Une observation récente que M. Chudeau doit au colonel Laperrine confirme ces indications et ajoute un trait nouveau. Le printemps 1907 a été particulièrement pluvieux au Sahara, et la plupart des oueds du Touat ont coulé ; deux d’entre eux n’ont pu parvenir jusqu’à la falaise et ont formé deux lacs sur le premier gradin du Tadmaït : le jeu de la faille avait amené, un renversement de la pente à l’est du Touat. La pluie continuant cependant, l’un des lacs a atteint le bord de la falaise, et s’est déversé brusquement dans la dépression du Touat, creusant dans la falaise un nouveau ravin et dévastant le petit ksar de Noum en Nas. Il a donc suffi d’une saison pluvieuse pour qu’une de ces rivières ait pu relier, malgré la falaise du Touat, sa source à son embouchure.
L’état d’équilibre instable qu’a créé la faille du Touat ne peut donc être que très jeune : de même qu’à Noum en Nas, il a suffi de quelques orages pour entailler partout la falaise, et malgré la rareté des pluies au Sahara, il est impossible d’admettre qu’un réseau hydrographique aussi anormal puisse subsister un grand nombre de siècles.

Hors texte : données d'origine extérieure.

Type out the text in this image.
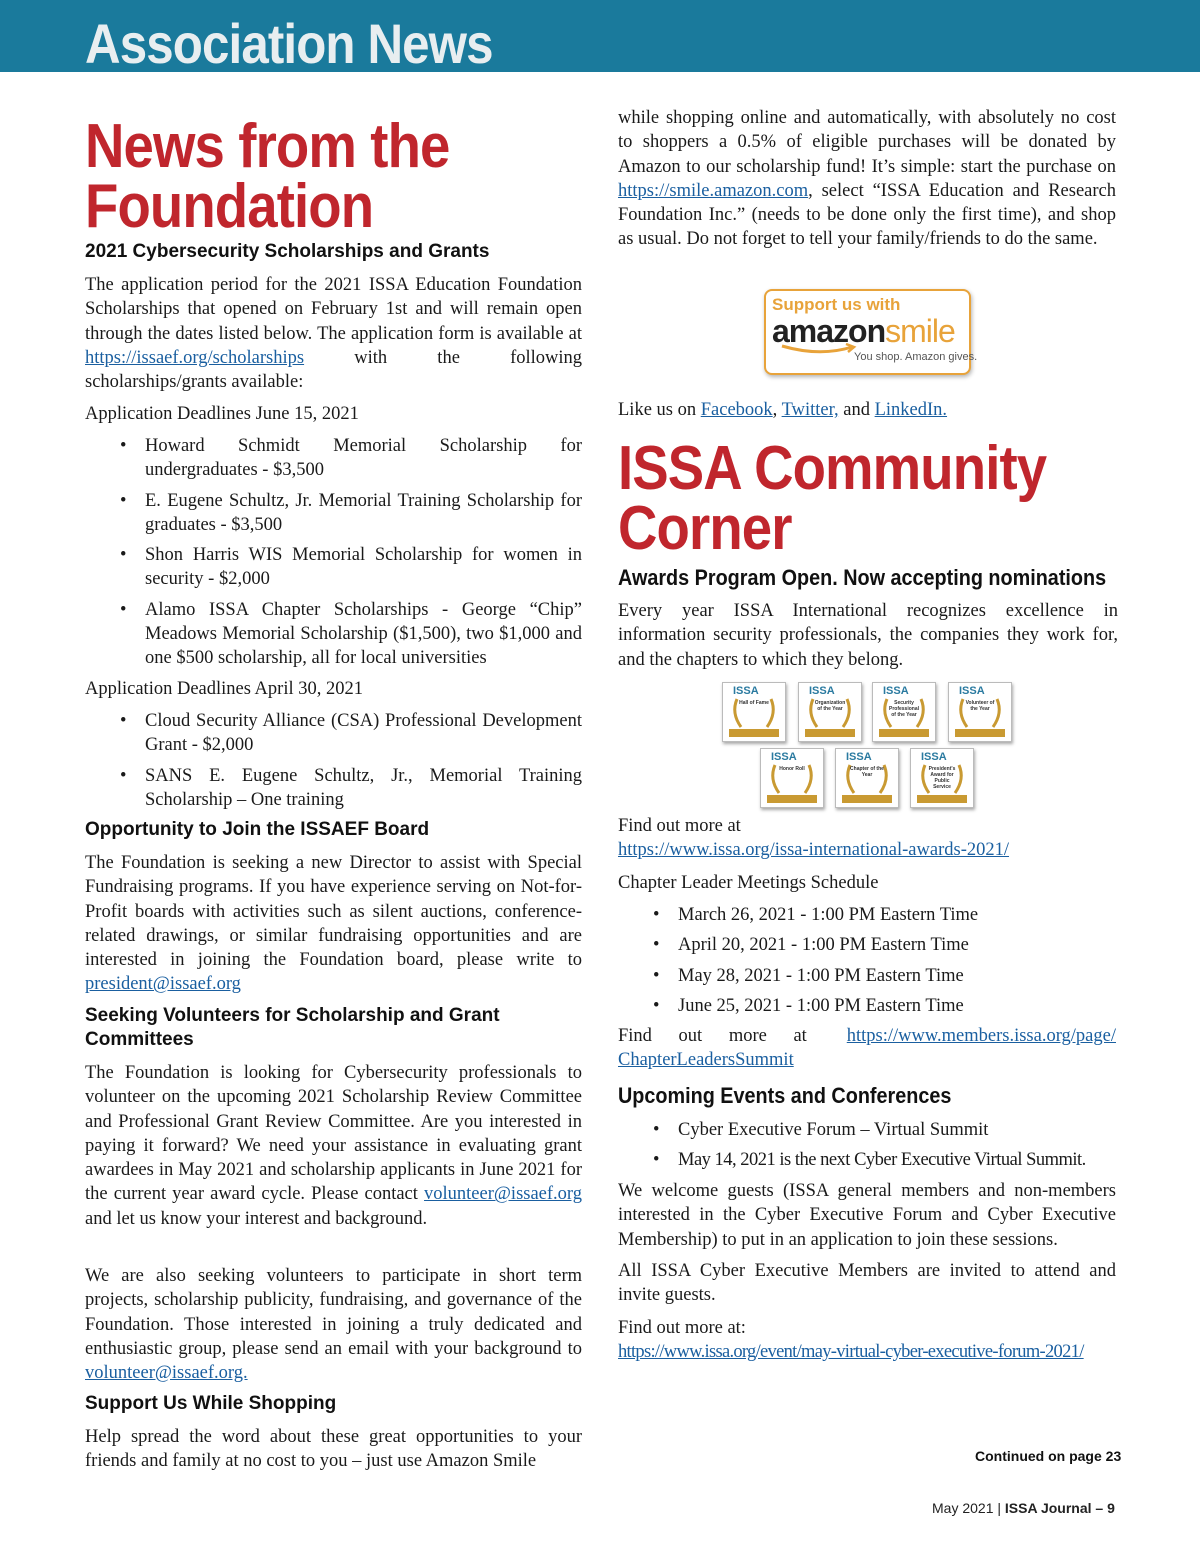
Association News
News from the
Foundation
2021 Cybersecurity Scholarships and Grants

The application period for the 2021 ISSA Education Foundation Scholarships that opened on February 1st and will remain open through the dates listed below. The application form is available at https://issaef.org/scholarships	with the following scholarships/grants available:

Application Deadlines June 15, 2021

• Howard Schmidt Memorial Scholarship for undergraduates - $3,500
• E. Eugene Schultz, Jr. Memorial Training Scholarship for graduates - $3,500
• Shon Harris WIS Memorial Scholarship for women in security - $2,000
• Alamo ISSA Chapter Scholarships - George “Chip” Meadows Memorial Scholarship ($1,500), two $1,000 and one $500 scholarship, all for local universities

Application Deadlines April 30, 2021

• Cloud Security Alliance (CSA) Professional Development Grant - $2,000
• SANS E. Eugene Schultz, Jr., Memorial Training Scholarship – One training
Opportunity to Join the ISSAEF Board

The Foundation is seeking a new Director to assist with Special Fundraising programs. If you have experience serving on Not-for-Profit boards with activities such as silent auctions, conference-related drawings, or similar fundraising opportunities and are interested in joining the Foundation board, please write to president@issaef.org

Seeking Volunteers for Scholarship and Grant Committees

The Foundation is looking for Cybersecurity professionals to volunteer on the upcoming 2021 Scholarship Review Committee and Professional Grant Review Committee. Are you interested in paying it forward? We need your assistance in evaluating grant awardees in May 2021 and scholarship applicants in June 2021 for the current year award cycle. Please contact volunteer@issaef.org and let us know your interest and background.

We are also seeking volunteers to participate in short term projects, scholarship publicity, fundraising, and governance of the Foundation. Those interested in joining a truly dedicated and enthusiastic group, please send an email with your background to volunteer@issaef.org.

Support Us While Shopping

Help spread the word about these great opportunities to your friends and family at no cost to you – just use Amazon Smile

while shopping online and automatically, with absolutely no cost to shoppers a 0.5% of eligible purchases will be donated by Amazon to our scholarship fund! It’s simple: start the purchase on https://smile.amazon.com, select “ISSA Education and Research Foundation Inc.” (needs to be done only the first time), and shop as usual. Do not forget to tell your family/friends to do the same.

Support us with
amazonsmile
You shop. Amazon gives.

Like us on Facebook, Twitter, and LinkedIn.

ISSA Community
Corner
Awards Program Open. Now accepting nominations

Every year ISSA International recognizes excellence in information security professionals, the companies they work for, and the chapters to which they belong.

ISSA
Hall of Fame
ISSA
Organization of the Year
ISSA
Security Professional of the Year
ISSA
Volunteer of the Year
ISSA
Honor Roll
ISSA
Chapter of the Year
ISSA
President's Award for Public Service

Find out more at
https://www.issa.org/issa-international-awards-2021/

Chapter Leader Meetings Schedule

• March 26, 2021 - 1:00 PM Eastern Time
• April 20, 2021 - 1:00 PM Eastern Time
• May 28, 2021 - 1:00 PM Eastern Time
• June 25, 2021 - 1:00 PM Eastern Time
Find out more at https://www.members.issa.org/page/
ChapterLeadersSummit
Upcoming Events and Conferences
• Cyber Executive Forum – Virtual Summit
• May 14, 2021 is the next Cyber Executive Virtual Summit.

We welcome guests (ISSA general members and non-members interested in the Cyber Executive Forum and Cyber Executive Membership) to put in an application to join these sessions.

All ISSA Cyber Executive Members are invited to attend and invite guests.

Find out more at:
https://www.issa.org/event/may-virtual-cyber-executive-forum-2021/

Continued on page 23
May 2021 | ISSA Journal – 9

Les géologues allemands ont fait des constatations analogues dans la région des grands lacs[172]. Cette Afrique, que l’on supposait a priori un vieux Tafelland rigide commence au contraire à nous apparaître comme un des pays du monde où les mouvements tectoniques sont les plus récents. Et, si l’on songe à quelle altitude ont été portés dans l’Atlas les dépôts marins pliocènes, on ne sera pas surpris que le Vorland ait subi jusqu’au Touat le contre-coup de mouvements orogéniques aussi jeunes.
Hydrographie.
Le Gourara et le Touat rentrent dans le bassin de l’oued Messaoud, au sujet duquel on a donné, dans le [chapitre II,] des indications précises. De ce côté le bassin est limité par l’Atlas et le Tadmaït.

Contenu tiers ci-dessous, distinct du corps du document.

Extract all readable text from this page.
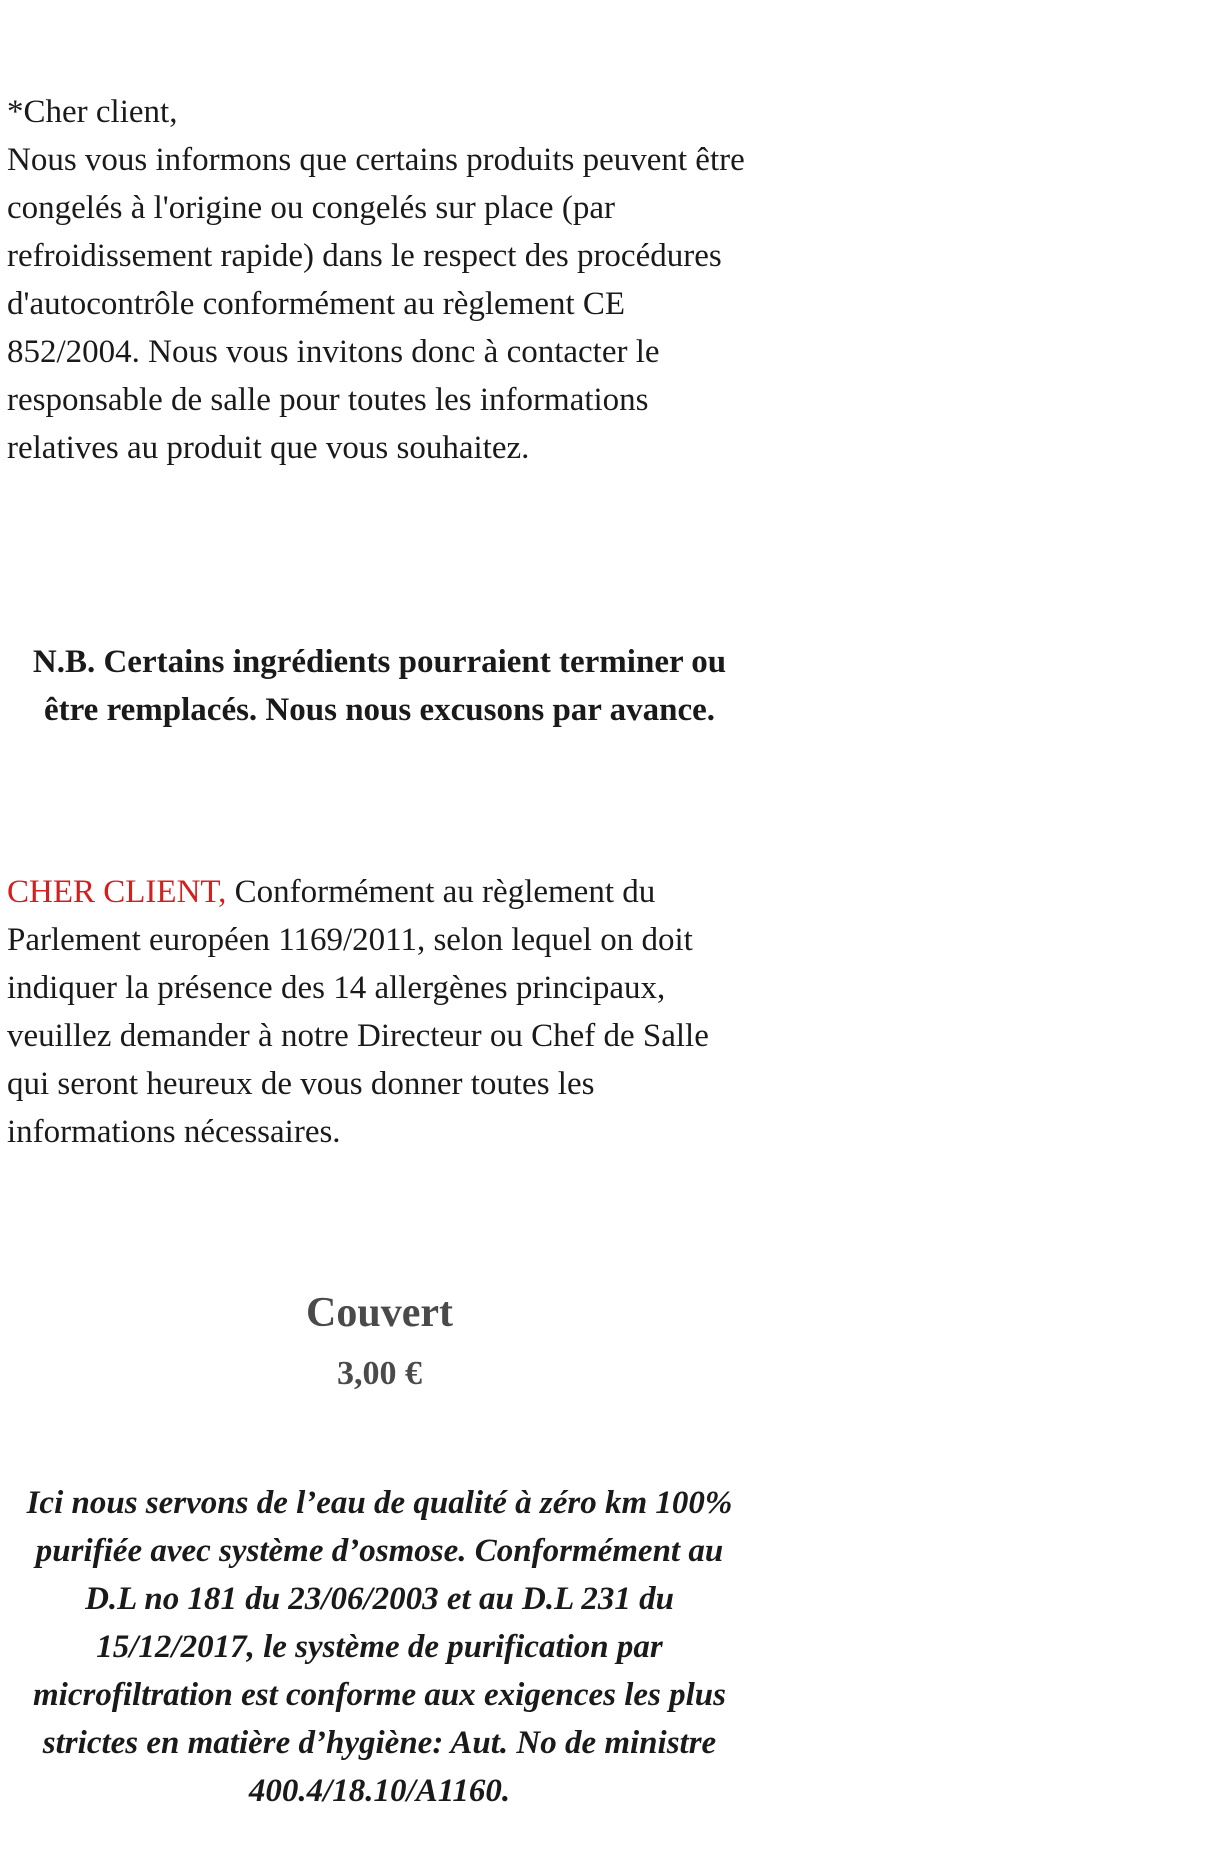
*Cher client,

Nous vous informons que certains produits peuvent être congelés à l'origine ou congelés sur place (par refroidissement rapide) dans le respect des procédures d'autocontrôle conformément au règlement CE 852/2004. Nous vous invitons donc à contacter le responsable de salle pour toutes les informations relatives au produit que vous souhaitez.

N.B. Certains ingrédients pourraient terminer ou être remplacés. Nous nous excusons par avance.
CHER CLIENT, Conformément au règlement du Parlement européen 1169/2011, selon lequel on doit indiquer la présence des 14 allergènes principaux, veuillez demander à notre Directeur ou Chef de Salle qui seront heureux de vous donner toutes les informations nécessaires.
Couvert
3,00 €
Ici nous servons de l’eau de qualité à zéro km 100% purifiée avec système d’osmose. Conformément au D.L no 181 du 23/06/2003 et au D.L 231 du 15/12/2017, le système de purification par microfiltration est conforme aux exigences les plus strictes en matière d’hygiène: Aut. No de ministre 400.4/18.10/A1160.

La topographie du Tadmaït est presque inconnue ; hier encore elle l’était complètement. On sait pourtant que la plus grande partie du Tadmaït déverse vers les oasis ses eaux d’orages ; on connaît aujourd’hui l’existence de très grands oueds, tout à fait comparables, comme dimension, à l’oued Mya, qui a simplement sur eux l’avantage de les avoir précédés sur nos cartes ; ils coulent tous à l’opposé de l’oued Mya, vers l’ouest, et ils sont tributaires des oasis ; ce sont les oueds Tlilia, Ilatou, R’zelan, Sba, Aflissès, etc.[173].
D’autre part les oueds Saoura, Namous, R’arbi, Seggueur descendent de l’Atlas. Un immense réseau-squelette d’oueds quaternaires converge vers les oasis du Gourara et du Touat.
A l’époque actuelle, le trait frappant de l’hydrographie ce sont les sebkhas. Les oasis s’alignent en cordon sur les bords de sebkhas multiples. Il n’y a pas en effet, comme les anciennes cartes l’indiquent à tort, une grande sebkha du Touat, mais un lacis ou un chapelet de petites : l’oasis de Bouda a la sienne, celle de Tamentit en a une autre nettement séparée, etc. La sebkha la plus étendue est probablement celle de Timimoun ; en tout cas, c’est la plus pittoresque, avec sa bordure de falaises et de dunes ; elle a 40 kilomètres de long sur 6 ou 7 maximum de large. (Voir pl. V, [phot. 9.])
Il est malaisé de préciser ce qu’on pourrait appeler le régime hydrographique de la sebkha. Les habitants du Touat affirment que les leurs ont été des lacs, de mémoire d’homme, et qu’on y a circulé en bateau de ksar à ksar.
On a dit quelles traditions précises ont été recueillies là-dessus par M. Wattin, interprète militaire.